Так, сердечное созерцание Христианства и боголюбивый и боговзыскующий созерцательный разум преврати­лись постепенно в отвлеченный рассудок, в сухое наблю­дающее и анализирующее мышление, в «индукцию», отор­ванную от созерцания сердца и вчувствования. Этот метод вытачивался сначала в изучении внешней, материальной природы, а затем был перенесен на внутренний, душевно-духовный мир; и последовательное применение его не мог­ло не повести к оскудению и опустошению знания. Внешние связи чувственного мира успешно устанавливались и оказывались практически полезными; самодовольное наблю­дение оправдывалось с точки зрения техники, получавшей все большую самостоятельность в отрыве от истинного и глубокого познания. Но внутренние реальности духа и утонченная «ткань» человеческой души упускались из вида в отвлеченно-холодном трактовании, столь характер­ном для механистического мировоззрения. Расколотый человек вырабатывал раскалывающую доктрину, не спо­собную ни узреть, ни осмыслить тайну жизни и мировой разумности, и растеривал последние остатки своей духов­ности в бессердечном и поверхностном «самонаблюде­нии»... Его собственное естество сводилось постепенно к анализирующему рассудку, к беспочвенной и развязанной воле и бездуховному инстинкту самосохранения. Все иное иронически отвергалось: и «суеверная» вера, и творческое созерцание с его «беспочвенной фантастикой», и только иногда там и сям можно было подметить ложный стыд, когда заглохшее и осмеянное сердце давало знать о себе.

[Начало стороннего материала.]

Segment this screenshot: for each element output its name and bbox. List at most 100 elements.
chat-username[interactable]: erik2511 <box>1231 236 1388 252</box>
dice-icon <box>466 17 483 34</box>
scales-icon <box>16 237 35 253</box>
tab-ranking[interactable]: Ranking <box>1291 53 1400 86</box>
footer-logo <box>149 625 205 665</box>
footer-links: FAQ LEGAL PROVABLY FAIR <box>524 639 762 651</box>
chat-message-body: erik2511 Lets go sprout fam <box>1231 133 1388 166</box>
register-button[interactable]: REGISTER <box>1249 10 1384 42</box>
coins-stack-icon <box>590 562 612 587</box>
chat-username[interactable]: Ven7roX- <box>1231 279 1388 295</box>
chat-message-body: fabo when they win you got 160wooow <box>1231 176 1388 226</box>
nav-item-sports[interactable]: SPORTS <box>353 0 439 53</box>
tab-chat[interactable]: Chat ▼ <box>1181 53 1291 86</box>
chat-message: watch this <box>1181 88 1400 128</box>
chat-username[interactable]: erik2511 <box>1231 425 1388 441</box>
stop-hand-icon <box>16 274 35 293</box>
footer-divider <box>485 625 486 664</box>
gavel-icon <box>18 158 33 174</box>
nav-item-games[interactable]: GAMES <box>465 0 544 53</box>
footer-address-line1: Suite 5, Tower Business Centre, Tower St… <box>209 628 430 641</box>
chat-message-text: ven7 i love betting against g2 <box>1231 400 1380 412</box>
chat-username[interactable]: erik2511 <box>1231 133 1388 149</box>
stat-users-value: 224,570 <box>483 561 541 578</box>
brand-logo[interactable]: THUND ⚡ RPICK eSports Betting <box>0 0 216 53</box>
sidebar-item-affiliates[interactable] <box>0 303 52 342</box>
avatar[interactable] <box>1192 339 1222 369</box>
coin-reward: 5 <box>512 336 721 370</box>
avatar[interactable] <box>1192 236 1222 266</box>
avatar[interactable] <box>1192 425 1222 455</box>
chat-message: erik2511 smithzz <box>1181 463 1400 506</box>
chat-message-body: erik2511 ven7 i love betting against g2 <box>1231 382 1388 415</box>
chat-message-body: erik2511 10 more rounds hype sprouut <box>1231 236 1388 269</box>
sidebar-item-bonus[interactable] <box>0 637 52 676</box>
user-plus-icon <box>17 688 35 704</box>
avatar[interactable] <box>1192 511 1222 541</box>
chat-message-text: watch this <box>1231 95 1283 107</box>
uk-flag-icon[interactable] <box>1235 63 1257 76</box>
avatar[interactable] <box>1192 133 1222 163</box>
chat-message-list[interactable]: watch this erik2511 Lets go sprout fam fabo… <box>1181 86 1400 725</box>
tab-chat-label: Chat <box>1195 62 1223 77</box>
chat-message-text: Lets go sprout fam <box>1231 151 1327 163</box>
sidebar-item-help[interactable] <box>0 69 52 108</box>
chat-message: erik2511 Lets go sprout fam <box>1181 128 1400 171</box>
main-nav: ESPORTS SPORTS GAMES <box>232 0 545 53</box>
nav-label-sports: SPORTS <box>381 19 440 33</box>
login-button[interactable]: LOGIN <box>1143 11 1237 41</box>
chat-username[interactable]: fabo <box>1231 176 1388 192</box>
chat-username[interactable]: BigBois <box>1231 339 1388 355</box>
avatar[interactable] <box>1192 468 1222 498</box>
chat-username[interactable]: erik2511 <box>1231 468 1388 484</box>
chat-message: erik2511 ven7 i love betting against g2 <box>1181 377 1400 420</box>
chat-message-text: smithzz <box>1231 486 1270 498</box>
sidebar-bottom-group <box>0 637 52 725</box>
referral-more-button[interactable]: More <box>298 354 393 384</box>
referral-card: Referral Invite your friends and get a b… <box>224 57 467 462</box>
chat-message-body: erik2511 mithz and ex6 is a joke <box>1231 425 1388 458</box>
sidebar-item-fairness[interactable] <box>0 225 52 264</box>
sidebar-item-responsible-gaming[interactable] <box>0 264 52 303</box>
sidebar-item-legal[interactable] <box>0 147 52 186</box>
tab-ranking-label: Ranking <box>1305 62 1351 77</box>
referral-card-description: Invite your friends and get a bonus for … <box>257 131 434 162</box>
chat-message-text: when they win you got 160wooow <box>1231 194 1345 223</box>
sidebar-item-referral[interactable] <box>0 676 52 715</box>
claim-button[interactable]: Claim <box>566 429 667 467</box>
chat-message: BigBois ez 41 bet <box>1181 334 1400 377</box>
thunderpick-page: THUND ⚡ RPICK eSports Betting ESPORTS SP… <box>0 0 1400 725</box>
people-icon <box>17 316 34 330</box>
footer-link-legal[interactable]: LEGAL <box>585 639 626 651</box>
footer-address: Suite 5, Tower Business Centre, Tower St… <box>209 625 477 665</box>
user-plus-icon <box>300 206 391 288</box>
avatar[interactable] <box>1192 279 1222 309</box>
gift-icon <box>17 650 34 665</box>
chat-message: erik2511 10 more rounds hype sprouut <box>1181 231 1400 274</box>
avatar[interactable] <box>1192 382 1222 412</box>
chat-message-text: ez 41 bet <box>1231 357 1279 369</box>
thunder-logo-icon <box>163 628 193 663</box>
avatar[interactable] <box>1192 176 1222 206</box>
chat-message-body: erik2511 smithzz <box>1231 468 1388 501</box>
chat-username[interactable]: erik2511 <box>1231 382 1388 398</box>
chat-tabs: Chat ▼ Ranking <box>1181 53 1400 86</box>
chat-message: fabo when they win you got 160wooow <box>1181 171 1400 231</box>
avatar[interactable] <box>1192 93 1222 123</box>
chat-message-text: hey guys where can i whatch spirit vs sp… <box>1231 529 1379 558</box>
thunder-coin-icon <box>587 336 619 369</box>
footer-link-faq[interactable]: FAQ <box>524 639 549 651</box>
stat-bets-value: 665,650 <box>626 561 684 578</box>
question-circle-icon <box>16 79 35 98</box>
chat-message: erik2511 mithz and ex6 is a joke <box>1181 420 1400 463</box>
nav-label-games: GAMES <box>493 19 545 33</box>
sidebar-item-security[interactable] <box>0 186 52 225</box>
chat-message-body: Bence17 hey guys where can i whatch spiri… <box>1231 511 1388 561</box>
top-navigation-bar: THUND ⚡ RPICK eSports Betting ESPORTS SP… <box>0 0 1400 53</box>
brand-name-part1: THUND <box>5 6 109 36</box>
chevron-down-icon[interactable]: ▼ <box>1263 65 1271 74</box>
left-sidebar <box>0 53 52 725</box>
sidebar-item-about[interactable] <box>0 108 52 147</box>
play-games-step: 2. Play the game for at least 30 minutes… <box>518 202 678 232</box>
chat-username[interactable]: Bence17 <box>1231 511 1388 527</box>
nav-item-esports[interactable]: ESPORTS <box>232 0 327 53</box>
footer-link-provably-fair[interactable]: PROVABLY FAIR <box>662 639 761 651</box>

Таков современный культурный кризис. Это кризис не­цельного духа, расколотого, расщепленного человека. Чем раньше люди постигнут это, тем лучше. Чем мужественнее, чем отчетливее и строже это будет формулировано, приня­то во внимание и продумано до последних выводов, тем скорее начнется преодоление кризиса. Человек должен воссоединиться в своем собственном существе. Он должен собрать распавшиеся части и члены своего естества и спрыснуть их «живой водой» исцеления, наподобие того, как это описывается в русской народной сказке. Но здесь воссоединится не тело человека, а его дух — и для этого исцеления он должен выстрадать и вымолить себе благо­дать Святого Духа.

Человеческий ум должен найти путь к вере — не к суе­верию, запугивающему нас, и не к пустоверию, проявляю­щему нашу глупость,— а к созерцательной вере, разумной и светлой, к вере «достаточного основания»11. Человек должен победить в себе ложный стыд и не стыдиться своего сердца. Мысль должна примириться с творческим, пред­метным воображением и опять стать созерцающей, интуи­тивной и прозорливой. Аутистическая12 фантазия должна пройти через школу предметной интенции и духовной ответственности. Формальная и разнузданная воля долж­на подчинить себя сердцу и совести... Тогда рассудок научится взирать и видеть и станет разумом; а созерцаю­щий разум станет повиноваться сердцу, так что все пути будут вести к сердцу и исходить из сердца. Ибо сердечное созерцание, совестная воля и верующая мысль суть три великие силы нашего будущего, которые справятся со все­ми проблемами, неразрешимыми как для бессердечной свободы, так и для прогивосердечного тоталитаризма. Для разрешения их нужен цельный, целостный, исцелен­ный человек, заповеданный нам Евангелием.